Stap 2: De identiteitsmachtigingen voor het opslagaccount verlenen

  1. Meld u aan bij Azure Portal en navigeer naar het opslagaccount dat u wilt openen vanuit OneLake.

  2. Selecteer het tabblad Toegangsbeheer (IAM) in de linkerzijbalk en selecteer Roltoewijzingen.

  3. Selecteer de knop Toevoegen en selecteer Roltoewijzing toevoegen.

  4. Selecteer de rol die u wilt toewijzen aan de identiteit, zoals Storage Blob Data Reader of Inzender voor opslagblobgegevens.

    Notitie

    De rol moet worden opgegeven op opslagaccountniveau.

  5. Selecteer Toegang toewijzen tot gebruiker, groep of service-principal.

  6. Selecteer + Leden selecteren en zoek op naam of app-id van de werkruimte-id. Selecteer de identiteit die is gekoppeld aan uw werkruimte.

  7. Selecteer Beoordelen en toewijzen en wacht totdat de roltoewijzing is voltooid.

Stap 3: Het fabric-item maken

OneLake-snelkoppeling

Volg de stappen in De snelkoppeling Een Azure Data Lake Storage Gen2 maken. Selecteer werkruimte-id als verificatiemethode (alleen ondersteund voor ADLS Gen2).

Schermopname van werkruimte-id als verificatieoptie.

Gegevenspijplijnen met kopieer-, lookup- en GetMetadata-activiteiten

Volg de stappen in module 1: een pijplijn maken met Data Factory om de gegevenspijplijn te maken. Selecteer de werkruimte-id als verificatiemethode (alleen ondersteund voor ADLS Gen2 en voor kopieer-, lookup- en GetMetadata-activiteiten).

Notitie

De gebruiker die de snelkoppeling met werkruimte-id maakt, moet de rol beheerder, lid of inzender hebben in de werkruimte. Gebruikers die toegang hebben tot de snelkoppelingen hebben alleen machtigingen nodig voor het lakehouse.

Overwegingen en beperkingen

  • Werkruimte-identiteit kan worden gemaakt in werkruimten die zijn gekoppeld aan elke capaciteit (met uitzondering van Mijn werkruimten).

  • Werkruimte-id kan worden gebruikt voor verificatie in elke capaciteit die ondersteuning biedt voor OneLake-snelkoppelingen en gegevenspijplijnen.

  • Toegang tot vertrouwde werkruimten voor opslagaccounts met firewall wordt ondersteund in elke F-capaciteit.
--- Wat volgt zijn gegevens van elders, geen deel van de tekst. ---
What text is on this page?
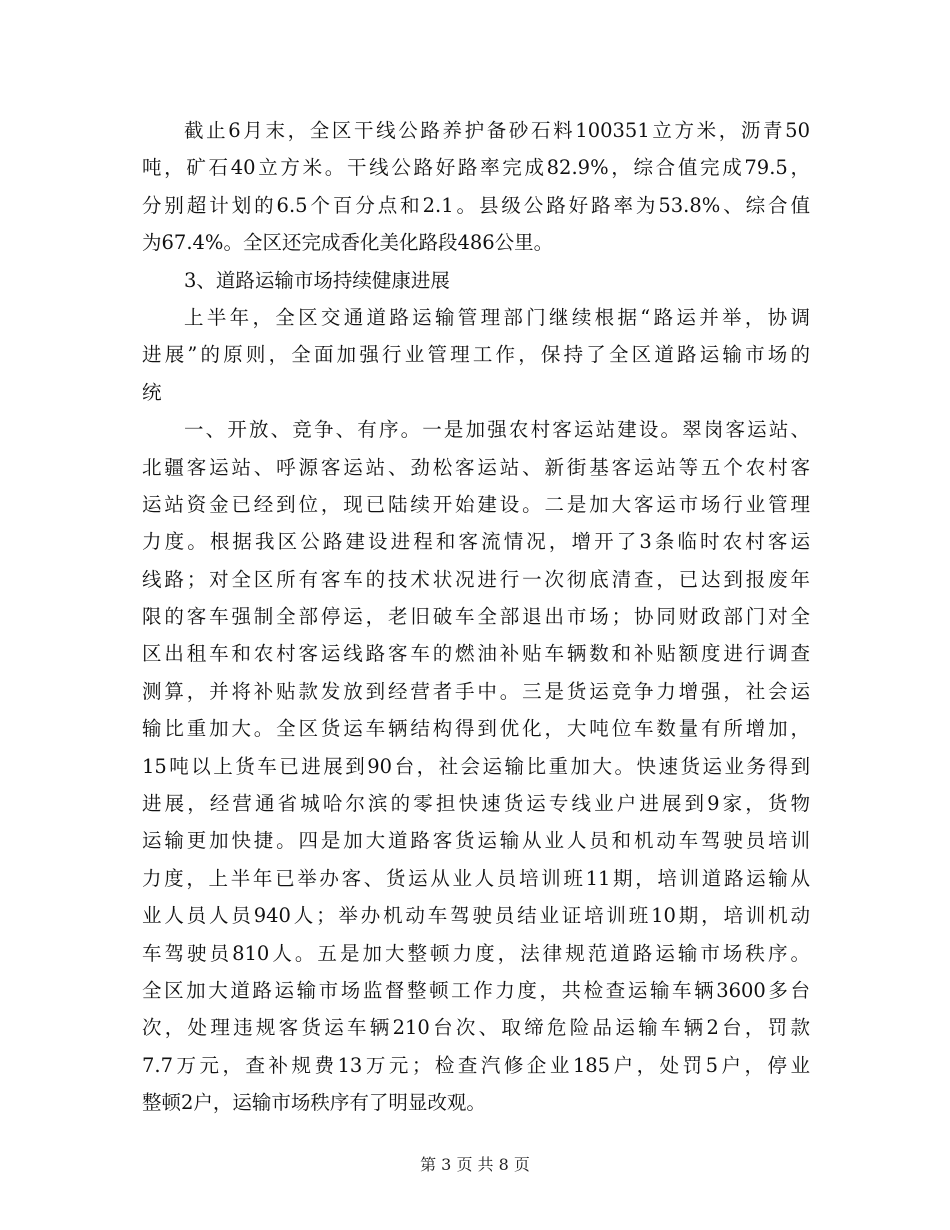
截止6月末，全区干线公路养护备砂石料100351立方米，沥青50
吨，矿石40立方米。干线公路好路率完成82.9%，综合值完成79.5，
分别超计划的6.5个百分点和2.1。县级公路好路率为53.8%、综合值
为67.4%。全区还完成香化美化路段486公里。
3、道路运输市场持续健康进展
上半年，全区交通道路运输管理部门继续根据“路运并举，协调
进展”的原则，全面加强行业管理工作，保持了全区道路运输市场的
统
一、开放、竞争、有序。一是加强农村客运站建设。翠岗客运站、
北疆客运站、呼源客运站、劲松客运站、新街基客运站等五个农村客
运站资金已经到位，现已陆续开始建设。二是加大客运市场行业管理
力度。根据我区公路建设进程和客流情况，增开了3条临时农村客运
线路；对全区所有客车的技术状况进行一次彻底清查，已达到报废年
限的客车强制全部停运，老旧破车全部退出市场；协同财政部门对全
区出租车和农村客运线路客车的燃油补贴车辆数和补贴额度进行调查
测算，并将补贴款发放到经营者手中。三是货运竞争力增强，社会运
输比重加大。全区货运车辆结构得到优化，大吨位车数量有所增加，
15吨以上货车已进展到90台，社会运输比重加大。快速货运业务得到
进展，经营通省城哈尔滨的零担快速货运专线业户进展到9家，货物
运输更加快捷。四是加大道路客货运输从业人员和机动车驾驶员培训
力度，上半年已举办客、货运从业人员培训班11期，培训道路运输从
业人员人员940人；举办机动车驾驶员结业证培训班10期，培训机动
车驾驶员810人。五是加大整顿力度，法律规范道路运输市场秩序。
全区加大道路运输市场监督整顿工作力度，共检查运输车辆3600多台
次，处理违规客货运车辆210台次、取缔危险品运输车辆2台，罚款
7.7万元，查补规费13万元；检查汽修企业185户，处罚5户，停业
整顿2户，运输市场秩序有了明显改观。
第 3 页 共 8 页
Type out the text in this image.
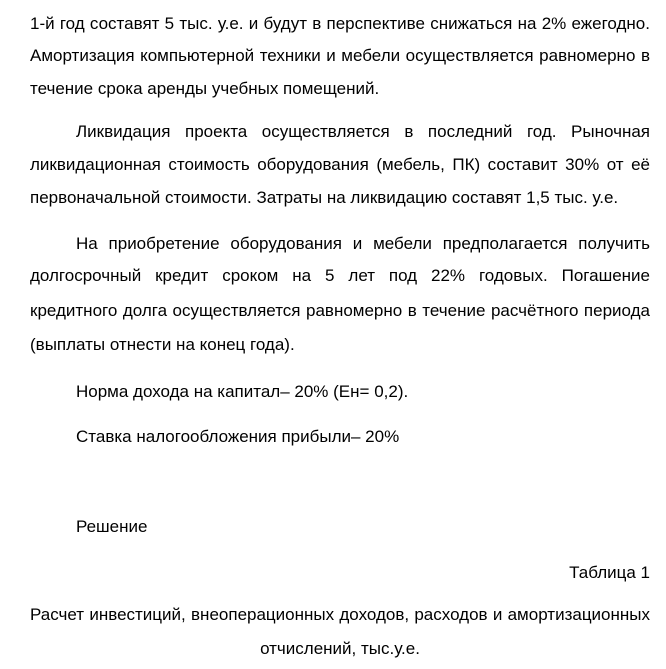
1-й год составят 5 тыс. у.е. и будут в перспективе снижаться на 2% ежегодно.
Амортизация компьютерной техники и мебели осуществляется равномерно в
течение срока аренды учебных помещений.
Ликвидация проекта осуществляется в последний год. Рыночная
ликвидационная стоимость оборудования (мебель, ПК) составит 30% от её
первоначальной стоимости. Затраты на ликвидацию составят 1,5 тыс. у.е.
На приобретение оборудования и мебели предполагается получить
долгосрочный кредит сроком на 5 лет под 22% годовых. Погашение
кредитного долга осуществляется равномерно в течение расчётного периода
(выплаты отнести на конец года).
Норма дохода на капитал– 20% (Ен= 0,2).
Ставка налогообложения прибыли– 20%
Решение
Таблица 1
Расчет инвестиций, внеоперационных доходов, расходов и амортизационных
отчислений, тыс.у.е.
  • U kunt ADLS Gen 2-verbindingen maken met verificatie op basis van werkruimte-identiteit in de ervaring Gateways en Verbindingen beheren.

  • Verbindingen met werkruimte-identiteitsverificatie kunnen alleen worden gebruikt in Onelake-snelkoppelingen en gegevenspijplijnen.

  • Het controleren van de status van een verbinding met werkruimte-id omdat de verificatiemethode niet wordt ondersteund.